FIFA’s ethics committee banned Sepp Blatter and Michel Platini for eight years from all soccer-related activities in verdicts announced Monday.

Ethics judges ruled that Blatter broke FIFA Code of Ethics rules on conflicts of interest, breach of loyalty and offering gifts.

Platini broke rules on conflict of interest and loyalty.

Platini’s bid to succeed Blatter as FIFA president in a Feb. 26 election is now likely ended.

Both denied wrongdoing in 2011 when Platini took $2 million of FIFA money approved by Blatter as uncontracted salary for work as a presidential adviser from 1999-2002.

Blatter was fined 50,000 Swiss francs ($50,250) and Platini was fined 80,000 Swiss francs ($80,400).
Blatter insisted only the FIFA congress could remove him as president, not the ethics committee

“Neither in his written statement nor in his personal hearing was Mr. Blatter able to demonstrate another legal basis for this payment,” the judges said. “By failing to place FIFA’s interests first and abstain from doing anything which could be contrary to FIFA’s interests, Mr.
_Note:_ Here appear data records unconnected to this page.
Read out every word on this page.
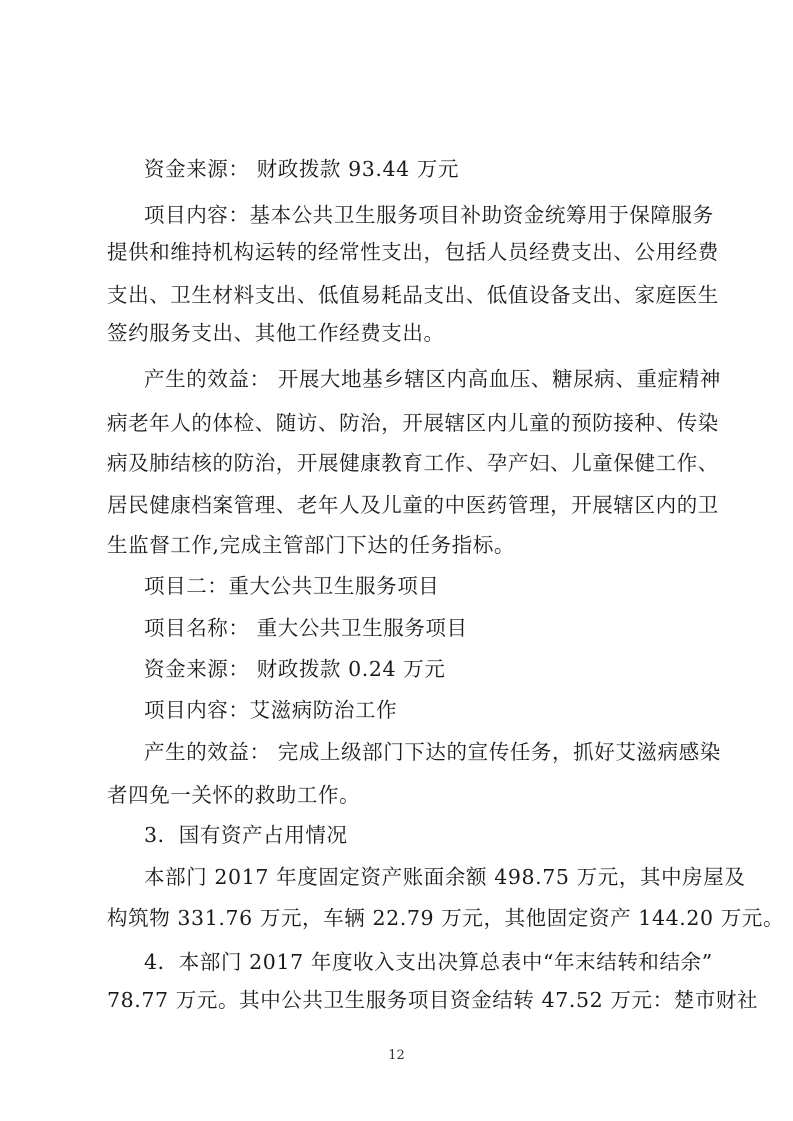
资金来源： 财政拨款 93.44 万元
项目内容：基本公共卫生服务项目补助资金统筹用于保障服务
提供和维持机构运转的经常性支出，包括人员经费支出、公用经费
支出、卫生材料支出、低值易耗品支出、低值设备支出、家庭医生
签约服务支出、其他工作经费支出。
产生的效益： 开展大地基乡辖区内高血压、糖尿病、重症精神
病老年人的体检、随访、防治，开展辖区内儿童的预防接种、传染
病及肺结核的防治，开展健康教育工作、孕产妇、儿童保健工作、
居民健康档案管理、老年人及儿童的中医药管理，开展辖区内的卫
生监督工作,完成主管部门下达的任务指标。
项目二：重大公共卫生服务项目
项目名称： 重大公共卫生服务项目
资金来源： 财政拨款 0.24 万元
项目内容：艾滋病防治工作
产生的效益： 完成上级部门下达的宣传任务，抓好艾滋病感染
者四免一关怀的救助工作。
3．国有资产占用情况
本部门 2017 年度固定资产账面余额 498.75 万元，其中房屋及
构筑物 331.76 万元，车辆 22.79 万元，其他固定资产 144.20 万元。
4．本部门 2017 年度收入支出决算总表中“年末结转和结余”
78.77 万元。其中公共卫生服务项目资金结转 47.52 万元：楚市财社
12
Blatter violated his fiduciary duty to FIFA.

“Mr. Platini failed to act with complete credibility and integrity, showing unawareness of the importance of his duties and concomitant obligations and responsibilities,” the judges said.
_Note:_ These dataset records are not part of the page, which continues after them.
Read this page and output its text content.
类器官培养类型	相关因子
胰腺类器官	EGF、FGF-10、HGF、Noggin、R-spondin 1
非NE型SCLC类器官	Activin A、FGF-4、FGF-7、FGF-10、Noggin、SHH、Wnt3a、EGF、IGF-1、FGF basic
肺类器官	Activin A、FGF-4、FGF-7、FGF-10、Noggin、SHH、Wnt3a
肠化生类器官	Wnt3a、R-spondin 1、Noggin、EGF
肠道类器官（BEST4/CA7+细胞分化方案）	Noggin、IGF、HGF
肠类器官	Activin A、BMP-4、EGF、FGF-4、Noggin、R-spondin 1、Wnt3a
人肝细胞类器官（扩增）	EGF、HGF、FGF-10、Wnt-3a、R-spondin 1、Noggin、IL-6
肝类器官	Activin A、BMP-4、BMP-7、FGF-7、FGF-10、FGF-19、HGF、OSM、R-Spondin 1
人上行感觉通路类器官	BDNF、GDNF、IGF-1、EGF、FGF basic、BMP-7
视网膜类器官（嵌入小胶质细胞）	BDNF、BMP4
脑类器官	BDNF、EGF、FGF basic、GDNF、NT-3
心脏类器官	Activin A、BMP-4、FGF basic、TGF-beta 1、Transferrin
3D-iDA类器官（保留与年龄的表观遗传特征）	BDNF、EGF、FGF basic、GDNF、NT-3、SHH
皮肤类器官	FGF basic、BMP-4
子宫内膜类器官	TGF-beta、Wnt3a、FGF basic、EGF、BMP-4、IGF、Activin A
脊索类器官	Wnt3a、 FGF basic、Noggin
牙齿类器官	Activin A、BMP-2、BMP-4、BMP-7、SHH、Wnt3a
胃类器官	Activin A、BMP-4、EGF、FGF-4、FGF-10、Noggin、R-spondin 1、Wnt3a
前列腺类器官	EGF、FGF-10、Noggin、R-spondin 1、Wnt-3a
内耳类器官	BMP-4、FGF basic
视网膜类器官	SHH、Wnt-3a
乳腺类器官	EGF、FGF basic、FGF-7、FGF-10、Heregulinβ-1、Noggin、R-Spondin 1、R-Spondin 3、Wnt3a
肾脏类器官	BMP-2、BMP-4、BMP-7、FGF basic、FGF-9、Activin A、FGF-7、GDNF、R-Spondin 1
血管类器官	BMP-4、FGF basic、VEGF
Blatter and Platini previously said they would challenge any sanctions, at the FIFA appeals committee then the Court of Arbitration for Sport.

FIFA is reeling from the worst corruption scandal in its more than 100-year history, with 41 people including national soccer bosses as well as entities charged by U.S. prosecutors.

Blatter is also under criminal investigation in Switzerland.

Separately, a spokesman for the Swiss Justice Ministry said last week it had frozen millions of Swiss francs related to FIFA in response to a request from U.S. investigators.

Meanwhile five current and former members of FIFA’s ruling executive committee were among 16 additional men indicted on corruption charges last  Thursday as part of U.S. prosecutors’ widening investigation into soccer corruption.

The indictment takes down an entire generation of soccer leaders in South America, a bedrock of FIFA and World Cup history.